Bhutan is popularly known as the land of happiness. As this destinations comes in your to-do list, and you begin the packing, here’s another list that you should go through before reaching the country! Beautiful landscapes, bunch of delightful people, imposing architecture, mystical religion and interesting arts and culture is all that would welcome you here.
1. Taking photos/filming inside Dzongs, monasteries, temples, or any religious institutions is usually prohibited. Check with your guide before clicking around randomly whether it is permitted. Ask permissions while clicking people.
2. Take off your hats in front of the Dzongs, temples and national flags.
3. Visitors should be properly dressed with long sleeves shirts and pants to visit dzongs, temples, monasteries, schools and any government institutions. Singlet and miniskirts are not well accepted norms.
4. Always walk clockwise well crossing the dzongs, temples, monasteries, prayer flags or religious artifacts.
5. Do not give sweets, money, pencils, pens etc, to the children.
6. Although Bhutan is safe, we advise you to keep your valuable items like wallets, cameras, passport etc in safe place.
7. Public displays of affection are not common. Please refrain from doing this in public places.
8. Bhutan is the only country in the world that has banned the consumption and sale of tobacco, resulting in smoking being largely disallowed in public places. Having said that, consumption is not completely prohibited in Bhutan so if you want to smoke, bring your own cigarettes and ask your guide where you can light up.
9. Tuesdays are considered the national ‘dry day,’ with the sale of alcohol prohibited.
10. Locals are very sensitive, you may not want to sound rude. Refrain from any negative comments on religion, the royal family and chief abbot.
11. Use your right hand or both hands to give or receive.
12. Buying of antiques from Bhutan is strictly monitored by the custom at the check points. Please always buy goods with cash memo or original bills/invoices.
13. Don’t wash, swim or throw objects into lakes, many of which are considered sacred.
14. Most hotels have WiFi, but if you need more connectivity you can get a local SIM card from Tashi Cell or B-Mobile and top up with prepaid cards.
15. The official language of Bhutan is Dzongkha, but most Bhutanese are fluent in English as that is the medium of education so communication shouldn’t be a problem.
16. There are ATMs in Bhutan, but only in the main towns. A word of caution, the ATMs do not always work and if they do, one is usually only able to withdraw small amounts.

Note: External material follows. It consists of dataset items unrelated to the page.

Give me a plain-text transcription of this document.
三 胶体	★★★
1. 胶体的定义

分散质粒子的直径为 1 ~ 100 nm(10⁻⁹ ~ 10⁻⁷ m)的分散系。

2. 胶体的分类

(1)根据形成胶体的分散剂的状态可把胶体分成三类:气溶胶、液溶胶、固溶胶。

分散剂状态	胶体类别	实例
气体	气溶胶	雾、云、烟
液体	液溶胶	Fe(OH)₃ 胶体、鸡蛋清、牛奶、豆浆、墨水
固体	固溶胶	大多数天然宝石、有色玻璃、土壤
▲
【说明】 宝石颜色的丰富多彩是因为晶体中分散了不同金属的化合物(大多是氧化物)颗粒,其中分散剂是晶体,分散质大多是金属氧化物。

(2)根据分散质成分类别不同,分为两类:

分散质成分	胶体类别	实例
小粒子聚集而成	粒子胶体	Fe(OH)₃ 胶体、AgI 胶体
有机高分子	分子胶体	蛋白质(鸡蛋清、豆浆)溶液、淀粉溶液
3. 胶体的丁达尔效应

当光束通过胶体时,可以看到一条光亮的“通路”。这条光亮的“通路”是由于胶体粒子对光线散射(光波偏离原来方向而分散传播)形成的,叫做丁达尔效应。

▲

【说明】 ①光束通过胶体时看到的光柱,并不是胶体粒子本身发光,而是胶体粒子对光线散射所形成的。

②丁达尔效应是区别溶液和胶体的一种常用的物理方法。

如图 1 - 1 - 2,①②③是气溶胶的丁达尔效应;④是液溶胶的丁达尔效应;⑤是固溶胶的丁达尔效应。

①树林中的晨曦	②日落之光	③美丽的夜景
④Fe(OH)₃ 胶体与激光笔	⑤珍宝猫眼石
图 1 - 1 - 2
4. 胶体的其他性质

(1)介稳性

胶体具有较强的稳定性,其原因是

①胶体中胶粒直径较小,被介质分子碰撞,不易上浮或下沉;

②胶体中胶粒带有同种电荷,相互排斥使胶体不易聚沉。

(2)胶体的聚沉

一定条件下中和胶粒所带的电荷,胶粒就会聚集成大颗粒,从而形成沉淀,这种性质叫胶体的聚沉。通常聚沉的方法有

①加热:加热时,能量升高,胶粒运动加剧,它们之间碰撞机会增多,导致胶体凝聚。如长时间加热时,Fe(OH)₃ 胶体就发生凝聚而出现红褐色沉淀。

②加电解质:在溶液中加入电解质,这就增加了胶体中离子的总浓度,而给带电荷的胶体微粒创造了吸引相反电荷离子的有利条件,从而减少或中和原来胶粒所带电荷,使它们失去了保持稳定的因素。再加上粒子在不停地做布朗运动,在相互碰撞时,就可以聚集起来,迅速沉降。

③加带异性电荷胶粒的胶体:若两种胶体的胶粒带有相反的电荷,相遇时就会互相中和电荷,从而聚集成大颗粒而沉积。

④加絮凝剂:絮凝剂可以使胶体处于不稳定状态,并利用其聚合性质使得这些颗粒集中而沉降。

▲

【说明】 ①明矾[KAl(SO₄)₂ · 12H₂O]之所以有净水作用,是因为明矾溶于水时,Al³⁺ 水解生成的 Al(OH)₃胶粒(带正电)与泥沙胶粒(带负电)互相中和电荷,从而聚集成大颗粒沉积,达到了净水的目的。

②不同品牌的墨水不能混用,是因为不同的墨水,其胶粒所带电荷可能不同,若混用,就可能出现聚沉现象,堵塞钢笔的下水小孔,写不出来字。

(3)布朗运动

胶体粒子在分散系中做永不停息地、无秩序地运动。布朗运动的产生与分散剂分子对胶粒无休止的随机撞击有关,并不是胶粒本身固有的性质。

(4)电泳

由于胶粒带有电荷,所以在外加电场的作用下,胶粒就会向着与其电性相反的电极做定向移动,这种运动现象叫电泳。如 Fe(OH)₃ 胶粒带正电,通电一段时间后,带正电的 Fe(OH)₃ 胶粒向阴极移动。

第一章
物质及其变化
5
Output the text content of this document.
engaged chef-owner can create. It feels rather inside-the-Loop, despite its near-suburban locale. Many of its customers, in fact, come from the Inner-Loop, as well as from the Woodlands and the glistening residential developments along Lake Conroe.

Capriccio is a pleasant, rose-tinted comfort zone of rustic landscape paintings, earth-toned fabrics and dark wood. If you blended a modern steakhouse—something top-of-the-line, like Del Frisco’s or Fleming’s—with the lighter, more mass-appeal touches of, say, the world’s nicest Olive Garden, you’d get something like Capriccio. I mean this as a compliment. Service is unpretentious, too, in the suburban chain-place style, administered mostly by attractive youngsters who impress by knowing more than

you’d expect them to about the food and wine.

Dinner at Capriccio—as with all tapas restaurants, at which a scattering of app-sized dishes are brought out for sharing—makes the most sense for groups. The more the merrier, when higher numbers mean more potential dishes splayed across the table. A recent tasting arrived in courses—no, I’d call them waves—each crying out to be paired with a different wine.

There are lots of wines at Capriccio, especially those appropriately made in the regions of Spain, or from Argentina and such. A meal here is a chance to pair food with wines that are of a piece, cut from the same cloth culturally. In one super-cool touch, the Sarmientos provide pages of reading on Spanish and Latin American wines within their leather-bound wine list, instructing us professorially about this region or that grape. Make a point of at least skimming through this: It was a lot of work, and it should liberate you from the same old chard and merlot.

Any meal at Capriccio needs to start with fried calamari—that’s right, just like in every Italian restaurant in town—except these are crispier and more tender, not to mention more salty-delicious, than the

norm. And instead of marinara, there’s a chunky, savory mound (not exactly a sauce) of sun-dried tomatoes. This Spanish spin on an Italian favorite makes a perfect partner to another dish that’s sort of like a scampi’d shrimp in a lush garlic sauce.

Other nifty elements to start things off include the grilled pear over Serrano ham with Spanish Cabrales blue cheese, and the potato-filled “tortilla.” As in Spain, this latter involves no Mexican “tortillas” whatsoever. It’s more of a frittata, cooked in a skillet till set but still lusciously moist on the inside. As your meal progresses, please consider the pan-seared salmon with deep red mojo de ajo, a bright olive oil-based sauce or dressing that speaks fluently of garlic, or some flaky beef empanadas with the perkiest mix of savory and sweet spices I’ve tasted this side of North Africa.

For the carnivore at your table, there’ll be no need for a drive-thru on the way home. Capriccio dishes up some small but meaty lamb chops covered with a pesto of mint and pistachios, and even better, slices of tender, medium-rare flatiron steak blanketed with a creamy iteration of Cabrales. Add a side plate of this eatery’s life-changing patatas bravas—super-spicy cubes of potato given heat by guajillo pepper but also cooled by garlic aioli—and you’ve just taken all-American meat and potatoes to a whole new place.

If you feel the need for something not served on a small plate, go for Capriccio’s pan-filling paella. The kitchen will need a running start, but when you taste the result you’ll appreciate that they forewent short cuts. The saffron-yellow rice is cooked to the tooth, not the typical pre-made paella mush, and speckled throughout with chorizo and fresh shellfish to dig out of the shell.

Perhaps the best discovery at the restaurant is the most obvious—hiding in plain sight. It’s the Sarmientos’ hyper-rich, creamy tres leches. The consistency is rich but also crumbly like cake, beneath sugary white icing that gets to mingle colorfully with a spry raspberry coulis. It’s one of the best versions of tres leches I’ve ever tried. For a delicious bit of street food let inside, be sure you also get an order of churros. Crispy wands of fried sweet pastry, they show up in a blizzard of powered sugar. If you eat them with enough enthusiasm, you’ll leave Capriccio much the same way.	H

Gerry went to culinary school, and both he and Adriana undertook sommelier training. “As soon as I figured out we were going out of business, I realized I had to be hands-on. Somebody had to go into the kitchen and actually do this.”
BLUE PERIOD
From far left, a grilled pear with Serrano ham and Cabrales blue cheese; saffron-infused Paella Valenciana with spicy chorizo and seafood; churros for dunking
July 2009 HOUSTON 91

17. Visitors should be able to pay via credit card at most hotels and handicraft stores
18. Do pack warm clothes, especially if you’re travelling between the months of November and March. As a general tip, it would be wise to always have a jacket when travelling in Bhutan regardless of the seasons as you will experience huge changes in elevation, with certain valleys colder than others. It’s best to be prepared!
19. Prepare some of your own entertainment for the flight as well as trip. Bring some books to read and save movies to watch on your laptop or tablet. Apart from Thimphu and Paro, nightlife is non-existent.
20. You don’t have to tip in restaurants and hotels, unlike Western countries. The guide will take care of tipping on your behalf. However, do take note that you have to tip your guide and Driver.
21. The roads tend to be windy so if you are prone to motion sickness, bring Dramamine or other medication to prevent nausea as you will be spending a lot of time in the car travelling around Bhutan.
22. Bring along a multi-purpose electrical plug and a universal travel adapter. Most hotel rooms have limited electrical plugs, so it’ll be wise to take along if you have many devices.